On that point of where consumers are shopping, the Brick Meets Click/Mercatus survey also found that people who buy products in the mass merchandising space are 34% more likely than shoppers who favor traditional grocery stores to cite cost as the most important factor in deciding where to buy groceries. Meanwhile, pickup customers who used grocery or mass were 18% and 11% respectively more likely to indicate that cost was their main consideration, compared to delivery customers.

As a result of higher prices, the scales within the omnichannel may be tipping a bit. Bishop believes. “Some customers may now find pickup a more attractive service since it can help them avoid the higher incremental costs associated with delivery, and others may choose to simply move more of their transactions back into the store,” he said.
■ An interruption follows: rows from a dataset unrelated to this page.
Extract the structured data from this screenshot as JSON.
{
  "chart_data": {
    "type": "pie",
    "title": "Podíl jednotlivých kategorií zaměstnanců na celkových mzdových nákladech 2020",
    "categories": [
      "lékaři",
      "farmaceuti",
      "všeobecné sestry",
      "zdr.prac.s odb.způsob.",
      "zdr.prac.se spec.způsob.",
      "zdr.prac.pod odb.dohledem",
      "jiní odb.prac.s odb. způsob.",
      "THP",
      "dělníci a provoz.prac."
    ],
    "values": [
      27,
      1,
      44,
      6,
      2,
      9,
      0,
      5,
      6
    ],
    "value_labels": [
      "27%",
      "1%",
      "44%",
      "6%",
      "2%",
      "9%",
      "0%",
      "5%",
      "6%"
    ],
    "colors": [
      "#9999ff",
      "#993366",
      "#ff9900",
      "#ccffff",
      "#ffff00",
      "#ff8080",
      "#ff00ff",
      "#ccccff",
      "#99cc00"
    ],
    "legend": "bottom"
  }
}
Sylvain Perrier, president and CEO at Mercatus, also weighed in on the impact of inflation heading to the midpoint of the calendar year. “With budget conscious consumers naturally gravitating towards lower cost online services like pickup, grocers need to find ways to offer these services profitably and remain competitive,” Perrier said. “Conventional grocers can take advantage of more efficient pick and pack practices. They can also use tiered pricing models and variable fee structures to offset the cost to serve while still providing a compelling pickup experience to customers.”